Five micrograms of protein lysate were resolved by a 4–20% Tris-Glycine SDS-PAGE (Life Technologies Corp., Waltham, MA, USA). The gel was sliced into 24 gel slices that were 2 mm thick for each sample. Gel slices were destained in 50% methanol (Thermo Fisher Scientific, Hampton, NH, USA), 100 mM ammonium bicarbonate (Sigma-Aldrich, St. Louis, MO, USA), followed by reduction in 10 mM Tris (2-carboxyethyl) phosphine (Pierce, Dallas, TX, USA) and alkylation in 50 mM iodoacetamide (Sigma-Aldrich). Gel slices were then dehydrated in acetonitrile (Thermo Fisher Scientific), followed by addition of 100 ng porcine sequencing grade modified trypsin (Promega Corp.) in 100 mM ammonium bicarbonate (Sigma-Aldrich) and incubation at 37 °C for 12–16 h. Peptide products were then acidified in 0.1% formic acid (Pierce). Tryptic peptides were separated by reverse phase Jupiter Proteo resin (Phenomenex, Torrance, CA, USA) on a 100 × 0.075 mm column using a nanoAcquity Ultra Performance LC™ (UPLC™) system (Waters Corp., Milford, MA, USA). Peptides were eluted using a 30 min gradient from 97:3 to 60:40 buffer A:B ratio. (Buffer A = 0.1% formic acid, 0.5% acetonitrile; buffer B = 0.1% formic acid, 90% acetonitrile). Eluted peptides were ionized by electrospray (1.9 kV) followed by MS/MS analysis using collision-induced dissociation on an LTQ Orbitrap Velos mass spectrometer (Thermo Fisher Scientific).
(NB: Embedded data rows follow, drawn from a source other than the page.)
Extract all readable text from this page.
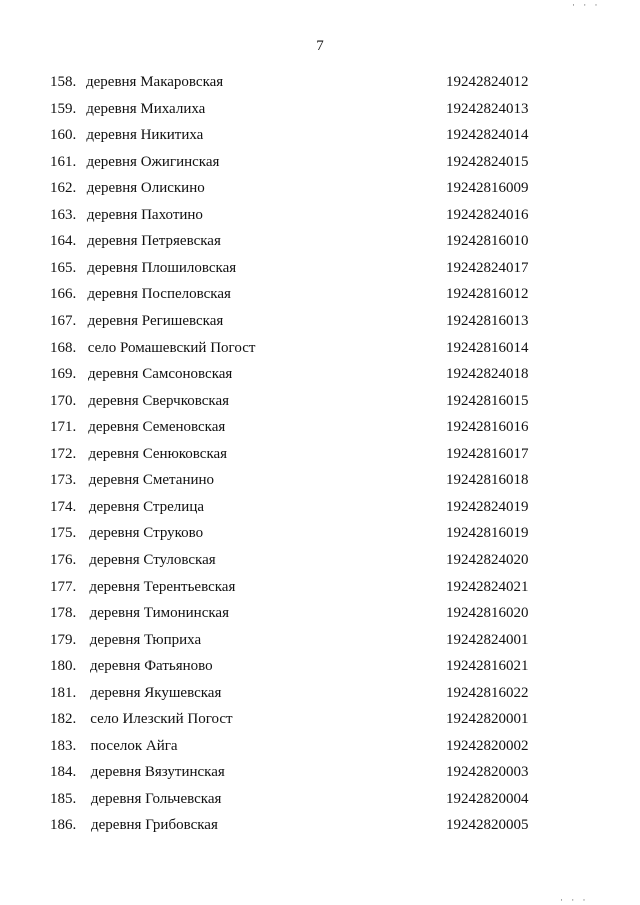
7
158. деревня Макаровская	19242824012
159. деревня Михалиха	19242824013
160. деревня Никитиха	19242824014
161. деревня Ожигинская	19242824015
162. деревня Олискино	19242816009
163. деревня Пахотино	19242824016
164. деревня Петряевская	19242816010
165. деревня Плошиловская	19242824017
166. деревня Поспеловская	19242816012
167. деревня Регишевская	19242816013
168. село Ромашевский Погост	19242816014
169. деревня Самсоновская	19242824018
170. деревня Сверчковская	19242816015
171. деревня Семеновская	19242816016
172. деревня Сенюковская	19242816017
173. деревня Сметанино	19242816018
174. деревня Стрелица	19242824019
175. деревня Струково	19242816019
176. деревня Стуловская	19242824020
177. деревня Терентьевская	19242824021
178. деревня Тимонинская	19242816020
179. деревня Тюприха	19242824001
180. деревня Фатьяново	19242816021
181. деревня Якушевская	19242816022
182. село Илезский Погост	19242820001
183. поселок Айга	19242820002
184. деревня Вязутинская	19242820003
185. деревня Гольчевская	19242820004
186. деревня Грибовская	19242820005
· · ·
· · ·
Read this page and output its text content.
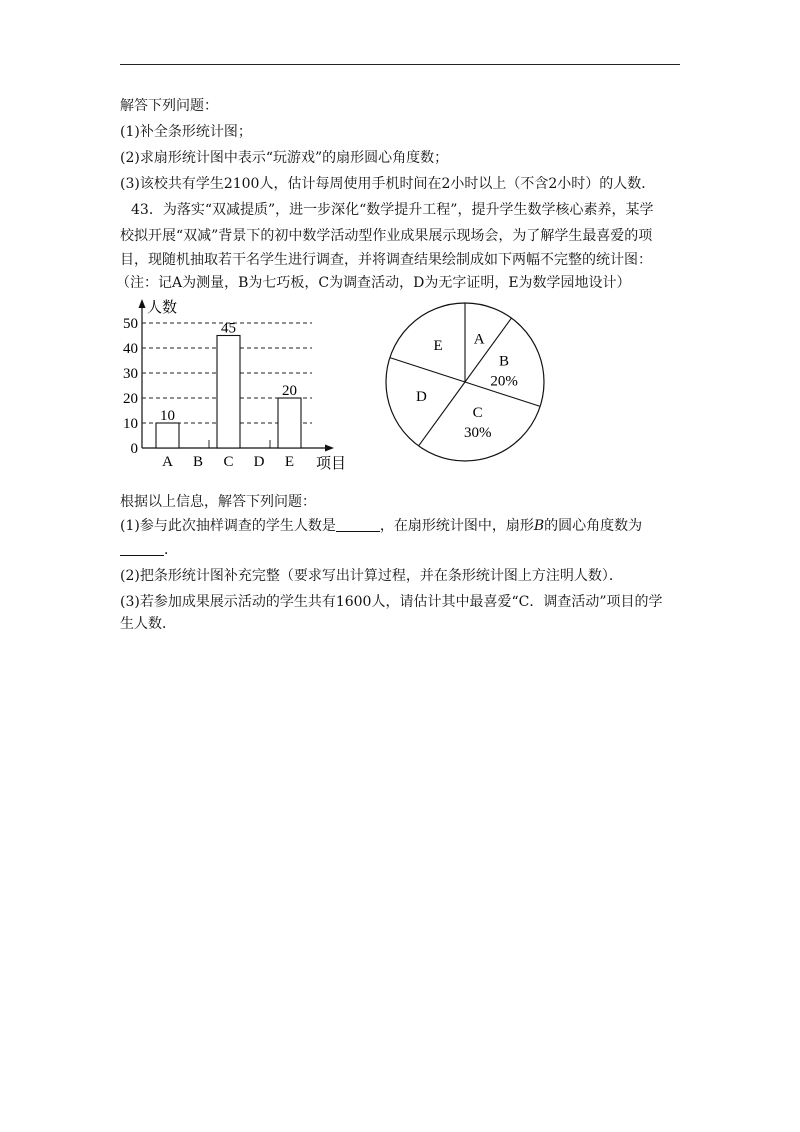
解答下列问题：
(1)补全条形统计图；
(2)求扇形统计图中表示“玩游戏”的扇形圆心角度数；
(3)该校共有学生2100人，估计每周使用手机时间在2小时以上（不含2小时）的人数．
43．为落实“双减提质”，进一步深化“数学提升工程”，提升学生数学核心素养，某学
校拟开展“双减”背景下的初中数学活动型作业成果展示现场会，为了解学生最喜爱的项
目，现随机抽取若干名学生进行调查，并将调查结果绘制成如下两幅不完整的统计图：
（注：记A为测量，B为七巧板，C为调查活动，D为无字证明，E为数学园地设计）
人数
项目
0
10
20
30
40
50
A
10
B C
45
D E
20
A
B
20%
C
30%
D
E
根据以上信息，解答下列问题：
(1)参与此次抽样调查的学生人数是	，在扇形统计图中，扇形B的圆心角度数为
．
(2)把条形统计图补充完整（要求写出计算过程，并在条形统计图上方注明人数）．
(3)若参加成果展示活动的学生共有1600人，请估计其中最喜爱“C．调查活动”项目的学
生人数．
MS data were acquired using the Fourier Transform ion cyclotron resonance spectrometry (FTMS) analyzer in profile mode at a resolution of 60,000 over a range of 375 to 1500 m/z. MS/MS data were acquired for the top 15 peaks from each MS scan using the ion trap analyzer in centroid mode and normal mass range with a normalized collision energy of 35.0.
4.5. Data Analysis
Proteins were identified by searching the UniProtKB database (2017-03 release; restricted to Mus musculus; 81,557 entries) using the Andromeda search engine in MaxQuant (version 1.5.7.4, Max Planck Institute of biochemistry, Martinsried, Germany). Search parameters were as follows: trypsin digestion with up to three missed cleavages; fixed modification of carbamidomethyl of cysteine; variable modifications of oxidation on methionine and acetyl on N-terminus; first search set to 5 ppm precursor ion tolerance and the main search was set to 3 ppm; selected label-free quantitation with iBAQ with a minimum ratio of 1. A contaminants database was used for the first search to identify commonly identified contaminants.
The MaxQuant iBAQ values for each sample were converted to relative iBAQ (riBAQ) intensities by dividing the iBAQ intensity for each protein by the sum of all iBAQ intensities for all proteins identified in the sample. The median of all relative iBAQ intensities for each sample was then used to normalize between the samples. The adjusted riBAQ intensities were then imported into Perseus (version 1.5.6.0, Max Planck Institute of biochemistry, Martinsried, Germany). Perseus was used to log2 transform the data and impute the missing values using a normal distribution with a width of 0.3 and a downshift of 2 standard deviations. Non-parametric Mann–Whitney U tests were used to compare habitat control with the µg and µg + 1 g groups separately. The p-values were corrected by Benjamini–Hochberg to account for multiple testing. Fold changes were also calculated for each comparison. Proteins that were significant by the FDR-adjusted p-value < 0.05 and that had a fold change greater than 2 were considered to be differentially expressed. The heat maps were generated using the Euclidean distance metric and the data was standardized by the mean and standard deviation before performing hierarchical clustering with pheatmap R package (maintained by Raivo Kolde, Massachusetts General Hospital, Boston, MA, USA). Volcano plots were generated using R. These proteins were then analyzed using the IPA pathway analysis.
4.6. Statistical Analysis
The results obtained from all experiments were analyzed by one-way analysis of variance (ANOVA) followed by Tukey’s post hoc multiple-comparison test (Sigma Plot for Windows, version 13.0; Systat Software, Inc., Point Richmond, CA, USA). The significance level was set at p < 0.05. Data are shown as mean ± standard error (SEM).